This week, my oldest child began preschool. It’s a huge adjustment and milestone for any child and parent, but for me the learning curve felt even greater, because I am an immigrant mom.
I am an American living in the Netherlands with my Irish husband. Before having children, I called myself an expat. It’s a term of inclusion, one that implies you belong to a group of individuals who unite in the experience of living abroad, even if you’d have nothing in common at home.
But the decision to have children here and send them through the Dutch school system forces me out of my expat cocoon. In my son’s classroom, I am an immigrant. It’s a term so often used as a pejorative that its actual meaning — one who comes to live permanently in a new country — gets lost.
Trying to integrate with the local culture rather than live on its fringe is more demanding than being an expat. It means relearning many things you were sure you’d already figured out, including a new language and new customs. I even had to go back to driving school to get my license. It can be isolating and frustrating, and leave you feeling inept and humbled, especially when it comes to being an advocate for your children.
Before becoming one myself, my experience with immigrant parents came mostly through my work back in the states as the executive editor for a McGraw-Hill Education early literacy program.
The research I read focused a lot on the “challenges” of students in the U.S. who did not speak English at home. The conclusions were often negative: the students started school with much smaller English vocabularies, scored lower in reading, and presented difficulties for teachers not trained in working with non-native English speakers.
And now, that’s me: the immigrant mom who sends her child to school in a language other than what we speak at home. It was a conscious decision. English is my strength. I am most expressive and authentic when I speak it. And I want my children to be native speakers, too.

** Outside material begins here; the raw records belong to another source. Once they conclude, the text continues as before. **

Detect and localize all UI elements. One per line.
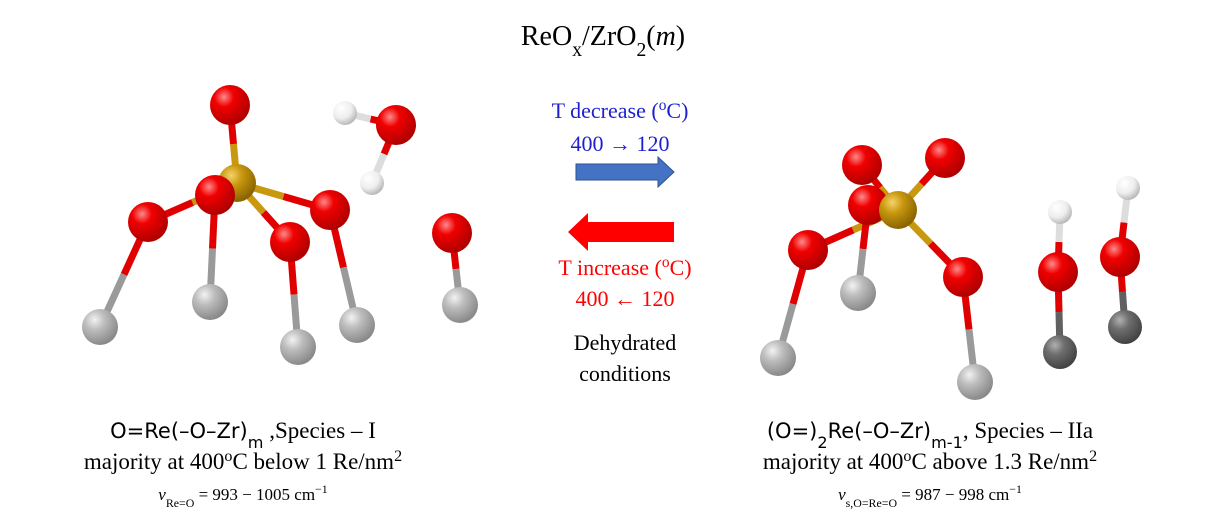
- forward-arrow: [576, 157, 674, 187]
- text-part: majority at 400: [84, 449, 225, 474]
- species-frequency: νRe=O = 993 − 1005 cm−1: [158, 482, 327, 510]
- atom: [957, 364, 993, 400]
- text-sub: s,O=Re=O: [846, 496, 898, 510]
- species-formula: O=Re(–O–Zr)m ,Species – I: [110, 418, 376, 452]
- condition-line: Dehydrated: [574, 330, 677, 355]
- text-part: majority at 400: [763, 449, 904, 474]
- atom: [1108, 310, 1142, 344]
- title-part: (: [646, 21, 655, 52]
- reverse-values: 400 ← 120: [576, 286, 675, 311]
- text-sup: 2: [1089, 448, 1097, 465]
- text-sup: −1: [315, 482, 328, 496]
- formula-part: (O=): [767, 419, 818, 443]
- atom: [760, 340, 796, 376]
- atom: [280, 329, 316, 365]
- atom: [1048, 200, 1072, 224]
- title-sub: x: [572, 40, 582, 61]
- text-part: C below 1 Re/nm: [232, 449, 394, 474]
- species-formula: (O=)2Re(–O–Zr)m-1, Species – IIa: [767, 418, 1093, 452]
- atom: [840, 275, 876, 311]
- text-sup: −1: [1009, 482, 1022, 496]
- forward-values: 400 → 120: [571, 131, 670, 156]
- atom: [1043, 335, 1077, 369]
- text-part: C above 1.3 Re/nm: [911, 449, 1089, 474]
- text-part: T increase (: [558, 255, 661, 280]
- atom: [128, 202, 168, 242]
- species-majority: majority at 400oC below 1 Re/nm2: [84, 448, 402, 475]
- atom: [360, 171, 384, 195]
- text-sub: Re=O: [166, 496, 195, 510]
- title-part: /ZrO: [582, 21, 636, 52]
- figure: ReOx/ZrO2(m) T decrease (oC) 400 → 120 T…: [0, 0, 1206, 521]
- atom: [432, 213, 472, 253]
- atom: [192, 284, 228, 320]
- text-sup: o: [903, 448, 911, 465]
- atom: [442, 287, 478, 323]
- species-frequency: νs,O=Re=O = 987 − 998 cm−1: [838, 482, 1022, 510]
- text-sup: 2: [394, 448, 402, 465]
- text-part: T decrease (: [552, 98, 659, 123]
- formula-part: Re(–O–Zr): [828, 419, 932, 443]
- reverse-label: T increase (oC): [558, 254, 691, 281]
- atom: [879, 191, 917, 229]
- atom: [1100, 237, 1140, 277]
- atom: [310, 190, 350, 230]
- formula-part: O=Re(–O–Zr): [110, 419, 248, 443]
- title: ReOx/ZrO2(m): [521, 21, 685, 61]
- atom: [1038, 252, 1078, 292]
- species-name: ,Species – I: [263, 418, 375, 443]
- title-sub: 2: [636, 40, 646, 61]
- atom: [270, 222, 310, 262]
- species-majority: majority at 400oC above 1.3 Re/nm2: [763, 448, 1097, 475]
- text-part: = 987 − 998 cm: [897, 485, 1009, 504]
- text-part: = 993 − 1005 cm: [194, 485, 315, 504]
- species-name: , Species – IIa: [963, 418, 1093, 443]
- text-part: C): [670, 255, 692, 280]
- atom: [1116, 176, 1140, 200]
- atom: [943, 257, 983, 297]
- reverse-arrow: [568, 213, 674, 251]
- atom: [376, 105, 416, 145]
- atom: [195, 175, 235, 215]
- condition-line: conditions: [579, 361, 671, 386]
- atom: [333, 101, 357, 125]
- atom: [210, 85, 250, 125]
- atom: [788, 230, 828, 270]
- title-part: m: [656, 21, 676, 52]
- forward-label: T decrease (oC): [552, 97, 689, 124]
- text-sup: o: [224, 448, 232, 465]
- atom: [925, 138, 965, 178]
- title-part: ): [676, 21, 685, 52]
- title-part: ReO: [521, 21, 572, 52]
- atom: [339, 307, 375, 343]
- atom: [842, 145, 882, 185]
- atom: [82, 309, 118, 345]
- text-part: C): [666, 98, 688, 123]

My son learned Dutch at daycare, and while his vocabulary may not be as big as his schoolmates, he functions just fine. But as I entered his classroom with him the first day, a wave of self-doubt came over me: had we prepared him enough for this?
I also feared my own intelligence and commitment to my son would be assessed based on the level of my language skills, and that this judgment would trickle down to him.

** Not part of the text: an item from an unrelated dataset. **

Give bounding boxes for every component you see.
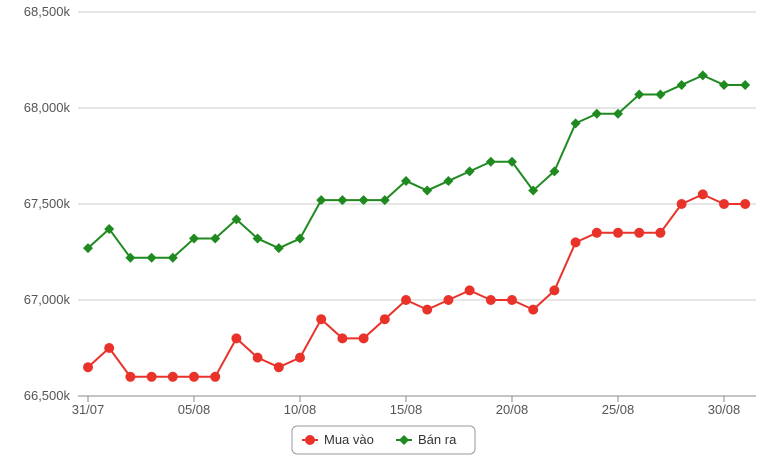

I can make small talk in Dutch. I can receive and exchange information. But I don’t have my personality, my way of speaking, or any kind of nuance. And although I understood everything that was being said to me by his teacher and the other parents on his first day of school, I still felt lost, because I didn’t feel like myself.

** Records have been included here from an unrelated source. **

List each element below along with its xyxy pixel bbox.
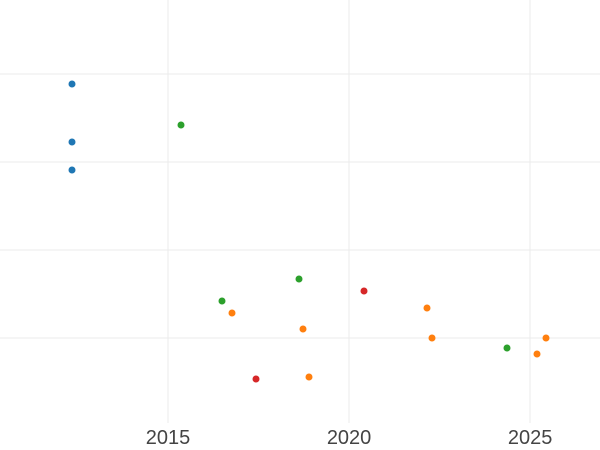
x-axis: 2015 2020 2025 <box>0 426 600 450</box>
data-point-green <box>218 297 226 305</box>
data-point-green <box>295 275 303 283</box>
data-point-orange <box>428 334 436 342</box>
data-point-orange <box>423 304 431 312</box>
data-point-red <box>360 287 368 295</box>
data-point-blue <box>68 166 76 174</box>
gridline-horizontal <box>0 249 600 251</box>
gridline-vertical <box>529 0 531 423</box>
x-tick-label: 2015 <box>145 427 191 449</box>
gridline-horizontal <box>0 337 600 339</box>
gridline-vertical <box>167 0 169 423</box>
data-point-orange <box>533 350 541 358</box>
data-point-green <box>503 344 511 352</box>
data-point-red <box>252 375 260 383</box>
data-point-orange <box>228 309 236 317</box>
data-point-orange <box>305 373 313 381</box>
data-point-green <box>177 121 185 129</box>
data-point-blue <box>68 138 76 146</box>
gridline-vertical <box>348 0 350 423</box>
data-point-orange <box>542 334 550 342</box>
gridline-horizontal <box>0 161 600 163</box>
data-point-blue <box>68 80 76 88</box>
x-tick-label: 2020 <box>326 427 372 449</box>
gridline-horizontal <box>0 73 600 75</box>
x-tick-label: 2025 <box>507 427 553 449</box>
data-point-orange <box>299 325 307 333</box>
plot-area <box>0 0 600 423</box>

But the other parents and his teacher were extremely welcoming. Many took the time to speak with me without making me feel like I was beyond comprehension. Some suggested play dates, and offered to explain anything I didn’t quite understand about the school system.
And that is a real gift. The first day of school is hard for any parent, but it’s even harder when you don’t feel you’re doing things right. I was reminded of the old line about how Ginger Rogers did everything Fred Astaire did, only backwards and in high heels. Everyday things can feel like that for an immigrant parent.
Integrating here also means accepting things I may have previously considered annoying or bizarre as normal. For example, children call their teachers by their first names, and my son’s school has a different dismissal time almost every day of the week, anywhere from noon to 2:45 PM. It’s strange to me, but that’s how it is.
I do not have the luxury of assuming anything. To get him excited for his big day, I had bought my son a lunchbox, only to hear that I am to put his sandwich and fruit — the required foods, according to a letter we received — on a tray in the corner of the classroom each morning. I learned this when I was told the teacher could not find my son’s snack, which was, logically, according to me, in his lunchbox on his designated shelf.
Other things about school here I find refreshingly different. At the end of my son’s first day, I met him in the school courtyard. He had a big red mark on his chin that felt like rug burn and was about the size of a quarter. I expected an explanation from the teacher, if not a written report about what had happened.
But the teacher made no acknowledgment of my son’s face. When I finally asked, she lit up — clearly expecting me to be pleased — and said, “Yes! He was playing on the trampoline!” And actually, I was pleased. He fell but was fine, and she was rightfully putting the emphasis on the fact that he had enjoyed his first day and had made a friend.
This is just the beginning, but I’m feeling positive. I will be learning more about Dutch holidays and traditions that my son will celebrate, and spending time Googling children’s songs and rhymes he comes home knowing that I don’t. I will attend parent/teacher conferences and get to know his friends, and the parents of his friends. Eventually, it will be up to me to help him with his homework. I have a lot of work to do, but I also feel a lot of support.
Like every parent feels on their child’s very first day of school, seeing my little boy bravely take his seat in a classroom was emotional for me, not just because he’s growing up or possibly facing a rough transition, but because I felt so proud of him. He’s smart and capable and truly an asset to me. I loved telling the other parents he was mine. And I realized how much I want him to feel the same about me, and that it’s my responsibility to make it so.